Any Kenyan who has had the opportunity to spend a year or two in an economically advanced foreign country will tell you that our people tend not to have a sense of proportion when it comes to matters involving foreigners. We tend to misread the signs.
Now this does not matter so much when it comes to ordinary people who may, for example, imagine that all white people are rich. Or that ambassadors from rich nations can grant scholarships and visas at will, to anybody they choose.
Little damage is done by this kind of mistaken assumption.
Here is an example to illustrate this:
Something which used to be common when I was younger, was that when a Kenyan student in Europe was about to return home after years spent abroad, they would buy a secondhand car to ship back home. And they often chose a luxury brand – a high-end German limousine, for example.
This magnificent vehicle, once landed here, was widely considered to be proof that he had not wasted his time in that rich foreign country: that he had accumulated wealth.
What many locals did not know was that, in Europe, the resale value of such luxury cars is shockingly low: more modest brands will often have better resale value. Among Europe’s middle class, there is no particular prestige attached to owning such a car. So there is limited demand for secondhand luxury cars: and far more demand for smaller, fuel-efficient models.

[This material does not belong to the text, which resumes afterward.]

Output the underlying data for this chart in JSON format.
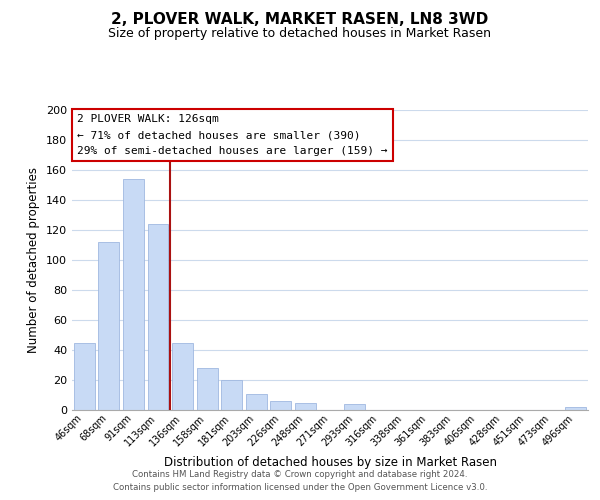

Finally, these secondhand cars will genuinely be as good as new because they have mostly been driven on excellent roads, and for just a few years; and so in Kenya they would appear no different from brand-new cars.
In other words, incidental factors specific to the European car market may allow a returning student who really does not have that much money, to drive around in a car which here in Kenya, we consider to be only affordable if you are seriously rich.
Such misconceptions are trivial enough. But they serve to illustrate how easy it is to misunderstand matters involving foreigners and foreign nations. How easy it is to misinterpret the real significance of “what you are actually seeing with your own eyes”.
Which brings me to the key point which I wish to make here:
Many Kenyans seem to me to have misinterpreted the reasons why so many global VIPs have visited Kenya in recent months.
By “global VIPs” I mean people like the First Lady of the US; the International Monetary Fund managing director; the President of Italy; the President of Hungary; the Prime Minster of Japan; the Secretary General of the UN; and a few others.
Some see a sinister agenda in these visits: why all of a sudden have these otherwise very busy people been able to find time to visit Kenya? And why now? What do they really want?
Others argue that it is clear proof of the enthusiasm that influential foreigners have for the government of President William Ruto. That here at last is a proactive and energetic Kenyan president to whom they can relate.
But neither of these conclusions reveals the full picture.
I believe that all this interest in Kenya is merely incidental to global trends currently shaping up. And, as I have pointed out before, these global shifts are every bit as fundamental and transformational as those which took place during the early 1990s and led to an end to single-party authoritarian government all over sub-Saharan Africa.
Or earlier still (and in an example I have used before) we had the “winds of change” that swept through Africa in the early 1960s, and marked the end of the colonial era, and the emergence of independent African states all across the continent.
The main point is that there are, at this historic moment, renewed geopolitical rivalries generically termed the New Cold War. This development has made Africa a continent of great interest to many rich nations – to an extent far greater than was the case just a few short years ago.
We are incidental beneficiaries of the desire within the emerging rival power blocs, to make friends and influence people within Africa.